Posted on Jan 21, 2010
Bossie at the Supreme Court
AP / Lauren Victoria Burke
By John Dean
The conservative majority of the U.S. Supreme Court has given a monumental victory to special interests—i.e., the big money corporations, the folks who already dominate Washington politics—with its ruling in Citizens United v. Federal Election Commission. Chief Justice John Roberts, along with Justices Antonin Scalia, Clarence Thomas, Samuel Alito and Anthony Kennedy (who wrote the court’s opinion), have gone out of their way to further obliterate serious efforts to reform out-of-control campaign spending—spending that conspicuously distorts democracy in favor of those who can buy political influence. This ruling is of the same judical activism ilk that produced Bush v.

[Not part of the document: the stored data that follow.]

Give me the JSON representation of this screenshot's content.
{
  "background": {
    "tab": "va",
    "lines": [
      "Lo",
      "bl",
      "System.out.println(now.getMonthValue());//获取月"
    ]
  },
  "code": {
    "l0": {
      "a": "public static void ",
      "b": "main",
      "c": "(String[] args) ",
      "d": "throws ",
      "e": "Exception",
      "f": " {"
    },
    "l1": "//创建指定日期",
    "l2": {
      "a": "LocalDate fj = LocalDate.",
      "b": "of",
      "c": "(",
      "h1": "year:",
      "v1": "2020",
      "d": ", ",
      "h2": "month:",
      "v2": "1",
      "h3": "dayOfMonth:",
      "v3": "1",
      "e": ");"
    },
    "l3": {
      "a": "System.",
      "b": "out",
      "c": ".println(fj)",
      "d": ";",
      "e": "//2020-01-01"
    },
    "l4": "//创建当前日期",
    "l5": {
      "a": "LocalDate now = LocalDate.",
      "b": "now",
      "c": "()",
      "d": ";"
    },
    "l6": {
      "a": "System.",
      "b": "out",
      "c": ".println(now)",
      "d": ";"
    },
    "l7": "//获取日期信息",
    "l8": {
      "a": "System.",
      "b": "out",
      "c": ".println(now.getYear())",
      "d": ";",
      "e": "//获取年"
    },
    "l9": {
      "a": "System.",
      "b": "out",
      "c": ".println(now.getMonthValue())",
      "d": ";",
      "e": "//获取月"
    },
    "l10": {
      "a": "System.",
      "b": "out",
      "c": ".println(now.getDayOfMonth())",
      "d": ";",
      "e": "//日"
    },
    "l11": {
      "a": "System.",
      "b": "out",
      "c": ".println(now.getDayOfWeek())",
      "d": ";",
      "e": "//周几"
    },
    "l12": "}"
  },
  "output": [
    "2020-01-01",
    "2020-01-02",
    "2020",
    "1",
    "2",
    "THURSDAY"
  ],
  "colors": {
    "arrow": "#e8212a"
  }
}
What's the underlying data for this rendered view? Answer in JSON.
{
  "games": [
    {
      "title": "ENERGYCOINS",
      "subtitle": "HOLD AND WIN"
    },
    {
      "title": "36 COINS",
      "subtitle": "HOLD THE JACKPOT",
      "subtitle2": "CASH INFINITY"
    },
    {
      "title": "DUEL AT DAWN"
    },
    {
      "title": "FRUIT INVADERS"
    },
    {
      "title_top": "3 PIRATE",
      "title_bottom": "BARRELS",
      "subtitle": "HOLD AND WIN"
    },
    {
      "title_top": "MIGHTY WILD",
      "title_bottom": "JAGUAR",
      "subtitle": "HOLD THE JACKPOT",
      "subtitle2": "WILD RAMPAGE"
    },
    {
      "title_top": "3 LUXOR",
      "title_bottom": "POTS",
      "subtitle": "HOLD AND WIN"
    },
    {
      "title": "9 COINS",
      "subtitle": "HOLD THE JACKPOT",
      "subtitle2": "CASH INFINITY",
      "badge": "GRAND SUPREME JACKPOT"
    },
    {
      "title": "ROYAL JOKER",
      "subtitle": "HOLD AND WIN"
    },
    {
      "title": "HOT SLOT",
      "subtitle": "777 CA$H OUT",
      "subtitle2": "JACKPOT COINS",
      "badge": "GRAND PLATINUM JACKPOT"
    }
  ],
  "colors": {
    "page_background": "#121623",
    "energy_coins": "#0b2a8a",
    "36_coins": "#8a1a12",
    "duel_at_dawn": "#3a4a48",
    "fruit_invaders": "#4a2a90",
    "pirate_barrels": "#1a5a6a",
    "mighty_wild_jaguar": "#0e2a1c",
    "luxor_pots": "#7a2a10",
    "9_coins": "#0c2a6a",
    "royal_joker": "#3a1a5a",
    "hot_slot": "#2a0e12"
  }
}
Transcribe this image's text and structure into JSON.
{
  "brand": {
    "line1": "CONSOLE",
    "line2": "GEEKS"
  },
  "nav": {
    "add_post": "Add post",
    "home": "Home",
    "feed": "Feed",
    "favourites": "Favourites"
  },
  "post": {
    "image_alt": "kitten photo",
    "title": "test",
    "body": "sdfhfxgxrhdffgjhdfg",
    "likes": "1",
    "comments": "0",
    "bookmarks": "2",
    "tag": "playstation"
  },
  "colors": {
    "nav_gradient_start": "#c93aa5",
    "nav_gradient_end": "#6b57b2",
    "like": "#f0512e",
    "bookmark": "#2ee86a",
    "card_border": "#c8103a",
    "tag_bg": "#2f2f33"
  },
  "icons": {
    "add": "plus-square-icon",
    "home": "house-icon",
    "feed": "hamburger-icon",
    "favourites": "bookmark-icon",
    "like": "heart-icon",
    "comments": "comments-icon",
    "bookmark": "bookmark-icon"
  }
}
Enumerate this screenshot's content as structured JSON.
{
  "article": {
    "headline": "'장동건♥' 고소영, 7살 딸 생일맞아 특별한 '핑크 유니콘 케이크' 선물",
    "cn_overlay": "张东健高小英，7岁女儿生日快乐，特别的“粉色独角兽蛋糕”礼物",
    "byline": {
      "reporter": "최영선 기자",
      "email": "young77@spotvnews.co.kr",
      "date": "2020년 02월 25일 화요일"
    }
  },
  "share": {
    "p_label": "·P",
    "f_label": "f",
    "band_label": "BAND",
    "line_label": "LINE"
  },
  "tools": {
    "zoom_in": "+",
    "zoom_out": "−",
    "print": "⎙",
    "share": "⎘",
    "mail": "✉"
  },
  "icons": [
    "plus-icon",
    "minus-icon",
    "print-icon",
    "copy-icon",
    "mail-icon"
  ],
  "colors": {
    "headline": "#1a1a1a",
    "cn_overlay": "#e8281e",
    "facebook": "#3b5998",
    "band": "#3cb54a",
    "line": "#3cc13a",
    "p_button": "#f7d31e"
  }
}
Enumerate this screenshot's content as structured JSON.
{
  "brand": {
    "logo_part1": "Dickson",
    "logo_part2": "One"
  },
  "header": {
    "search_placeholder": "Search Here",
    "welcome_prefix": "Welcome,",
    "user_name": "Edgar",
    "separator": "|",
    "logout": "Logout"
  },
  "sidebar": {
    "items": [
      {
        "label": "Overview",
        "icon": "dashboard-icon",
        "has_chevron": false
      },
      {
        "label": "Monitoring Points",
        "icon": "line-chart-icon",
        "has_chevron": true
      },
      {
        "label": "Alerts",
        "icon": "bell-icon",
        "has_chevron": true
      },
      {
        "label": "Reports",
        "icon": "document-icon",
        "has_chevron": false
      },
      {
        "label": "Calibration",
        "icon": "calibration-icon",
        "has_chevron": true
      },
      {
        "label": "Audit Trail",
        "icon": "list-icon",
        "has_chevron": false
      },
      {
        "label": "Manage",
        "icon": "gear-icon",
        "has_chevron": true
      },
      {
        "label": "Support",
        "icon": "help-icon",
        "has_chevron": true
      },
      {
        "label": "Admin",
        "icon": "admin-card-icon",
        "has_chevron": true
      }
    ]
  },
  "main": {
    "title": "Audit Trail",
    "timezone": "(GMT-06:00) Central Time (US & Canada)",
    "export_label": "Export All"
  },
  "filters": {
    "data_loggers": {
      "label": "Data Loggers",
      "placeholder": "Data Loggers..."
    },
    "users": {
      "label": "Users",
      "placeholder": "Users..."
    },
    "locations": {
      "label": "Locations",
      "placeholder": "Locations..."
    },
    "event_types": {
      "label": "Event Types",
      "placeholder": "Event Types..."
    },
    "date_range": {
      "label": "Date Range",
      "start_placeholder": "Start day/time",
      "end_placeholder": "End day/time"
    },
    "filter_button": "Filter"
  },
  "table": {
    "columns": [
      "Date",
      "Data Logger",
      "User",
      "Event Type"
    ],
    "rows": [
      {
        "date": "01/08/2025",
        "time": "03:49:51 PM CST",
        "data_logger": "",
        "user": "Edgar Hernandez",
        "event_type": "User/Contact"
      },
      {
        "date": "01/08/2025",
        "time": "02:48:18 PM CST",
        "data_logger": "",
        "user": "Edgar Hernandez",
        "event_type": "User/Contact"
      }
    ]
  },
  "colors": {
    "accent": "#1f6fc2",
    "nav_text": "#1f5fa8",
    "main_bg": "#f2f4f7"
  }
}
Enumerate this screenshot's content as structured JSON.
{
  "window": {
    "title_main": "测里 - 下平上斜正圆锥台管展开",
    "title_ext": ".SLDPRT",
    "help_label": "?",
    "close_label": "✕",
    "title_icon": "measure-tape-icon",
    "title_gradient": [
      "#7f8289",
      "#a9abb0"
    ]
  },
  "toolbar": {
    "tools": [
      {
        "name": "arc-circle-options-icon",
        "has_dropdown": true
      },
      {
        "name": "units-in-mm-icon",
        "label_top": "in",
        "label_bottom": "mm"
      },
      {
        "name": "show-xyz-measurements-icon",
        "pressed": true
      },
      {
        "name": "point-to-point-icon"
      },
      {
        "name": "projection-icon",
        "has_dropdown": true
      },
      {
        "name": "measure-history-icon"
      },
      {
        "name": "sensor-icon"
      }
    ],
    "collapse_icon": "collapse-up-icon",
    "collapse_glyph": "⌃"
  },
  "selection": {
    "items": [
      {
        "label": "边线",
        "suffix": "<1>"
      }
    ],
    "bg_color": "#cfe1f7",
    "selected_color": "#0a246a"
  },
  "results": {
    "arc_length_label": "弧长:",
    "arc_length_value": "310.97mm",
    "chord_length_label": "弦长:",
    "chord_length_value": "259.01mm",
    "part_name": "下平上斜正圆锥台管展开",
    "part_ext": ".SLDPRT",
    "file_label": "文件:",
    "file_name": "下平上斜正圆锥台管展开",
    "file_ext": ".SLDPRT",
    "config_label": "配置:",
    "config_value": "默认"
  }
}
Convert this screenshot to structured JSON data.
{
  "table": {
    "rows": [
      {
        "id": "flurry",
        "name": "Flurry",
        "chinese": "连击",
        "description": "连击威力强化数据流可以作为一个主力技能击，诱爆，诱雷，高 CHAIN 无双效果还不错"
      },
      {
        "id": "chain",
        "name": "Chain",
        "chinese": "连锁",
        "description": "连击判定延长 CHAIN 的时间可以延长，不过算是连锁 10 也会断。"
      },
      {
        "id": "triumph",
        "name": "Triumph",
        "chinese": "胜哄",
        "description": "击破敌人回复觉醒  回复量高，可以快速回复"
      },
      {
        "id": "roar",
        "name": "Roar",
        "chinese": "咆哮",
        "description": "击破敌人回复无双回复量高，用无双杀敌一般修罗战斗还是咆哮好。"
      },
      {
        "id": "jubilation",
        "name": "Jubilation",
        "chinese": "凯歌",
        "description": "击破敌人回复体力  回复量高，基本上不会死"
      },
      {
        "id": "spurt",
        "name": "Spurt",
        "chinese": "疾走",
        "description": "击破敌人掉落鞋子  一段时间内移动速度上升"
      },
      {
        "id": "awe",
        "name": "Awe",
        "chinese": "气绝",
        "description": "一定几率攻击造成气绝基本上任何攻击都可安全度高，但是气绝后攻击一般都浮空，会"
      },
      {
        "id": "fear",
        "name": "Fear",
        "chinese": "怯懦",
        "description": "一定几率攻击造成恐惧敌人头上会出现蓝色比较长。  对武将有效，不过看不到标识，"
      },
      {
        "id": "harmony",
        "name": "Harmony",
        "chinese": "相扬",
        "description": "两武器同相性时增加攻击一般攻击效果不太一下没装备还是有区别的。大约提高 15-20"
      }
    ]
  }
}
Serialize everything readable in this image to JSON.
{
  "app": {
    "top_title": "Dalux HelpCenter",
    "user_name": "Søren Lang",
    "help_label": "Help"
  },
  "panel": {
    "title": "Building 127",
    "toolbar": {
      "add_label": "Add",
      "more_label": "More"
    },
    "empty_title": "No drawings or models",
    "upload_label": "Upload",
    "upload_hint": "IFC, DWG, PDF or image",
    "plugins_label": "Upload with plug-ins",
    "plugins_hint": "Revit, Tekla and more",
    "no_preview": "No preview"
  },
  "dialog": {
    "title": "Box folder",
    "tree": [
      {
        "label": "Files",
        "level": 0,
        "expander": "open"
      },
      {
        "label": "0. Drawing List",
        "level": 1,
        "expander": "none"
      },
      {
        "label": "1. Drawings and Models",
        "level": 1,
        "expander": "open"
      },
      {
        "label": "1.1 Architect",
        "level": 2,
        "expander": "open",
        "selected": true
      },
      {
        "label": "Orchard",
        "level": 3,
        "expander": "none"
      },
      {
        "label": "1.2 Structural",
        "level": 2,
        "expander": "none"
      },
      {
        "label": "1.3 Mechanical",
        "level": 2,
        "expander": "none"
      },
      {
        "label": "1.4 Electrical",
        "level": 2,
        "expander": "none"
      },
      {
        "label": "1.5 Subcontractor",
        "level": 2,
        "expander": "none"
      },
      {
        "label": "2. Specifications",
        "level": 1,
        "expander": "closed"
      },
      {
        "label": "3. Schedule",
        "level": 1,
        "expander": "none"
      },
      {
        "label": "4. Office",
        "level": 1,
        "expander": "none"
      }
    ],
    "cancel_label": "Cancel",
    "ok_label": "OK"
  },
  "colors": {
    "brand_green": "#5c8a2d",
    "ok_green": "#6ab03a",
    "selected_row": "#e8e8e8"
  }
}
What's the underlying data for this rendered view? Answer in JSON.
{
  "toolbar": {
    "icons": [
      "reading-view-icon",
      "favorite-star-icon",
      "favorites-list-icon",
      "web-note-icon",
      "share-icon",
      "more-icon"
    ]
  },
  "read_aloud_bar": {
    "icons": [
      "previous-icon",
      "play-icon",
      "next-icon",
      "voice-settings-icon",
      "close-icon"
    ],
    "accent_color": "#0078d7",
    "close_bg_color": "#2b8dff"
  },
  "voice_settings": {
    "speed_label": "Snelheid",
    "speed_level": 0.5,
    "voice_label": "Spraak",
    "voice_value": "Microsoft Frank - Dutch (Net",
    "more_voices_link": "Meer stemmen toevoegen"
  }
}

Gore, not to mention the ensuing eight years of a disastrous Bush/Cheney presidency from which the nation has yet to recover ...
This decision is long, at 183 pages. It includes a powerful dissent by the four centrist justices (there are no liberals on this court). And the ruling is chock full of nuanced information that spells out what Congress can and cannot do to reform our dysfunctional and money-hungry election system. This is not a ruling that lends itself to instant analysis. Those who follow this subject far closer than I do will be figuring it out for days, if not months ... To understand what the court majority did, scroll down to about Page 88 of your .pdf reader and read the dissent written by Justice John Paul Stevens, and joined by Justices Ruth Ginsburg, Steven Breyer and Sonia Sotomayor. It is an eye-opener.
Aside from the fact that the majority ruling reeks of conservative politics, what I find most striking about conservative judicial activism typified by this ruling is the fact that the justices involved are totally out of touch with reality. None of the men involved in this historic decision have been elected to anything, ever. They have no idea how difficult it is for elected officials to deal in the contemporary money-flooded milieu of Washington. The work experience of those who have further opened the floodgates for money in politics is restricted to the executive branch, high-priced law firms, or the chambers of the lower federal appellate courts. Not since the late Justice Hugo Black, a former U.S. senator who retired in 1971, has the court had a member of Congress on its bench, someone who can explain the real world to the other justices. These conservative justices live in a bubble, and they have little true understanding of what they have done, other than, of course, to know that they have taken care of conservatives ...
... this ruling has the potential of being even more pernicious than Bush v. Gore, since it reaches not merely the presidency but every elective office in the United States. Conservatives may not know how to govern when they are in power, but they sure know how to make certain that centrists, progressives and liberals are not given a sustained opportunity to work their will.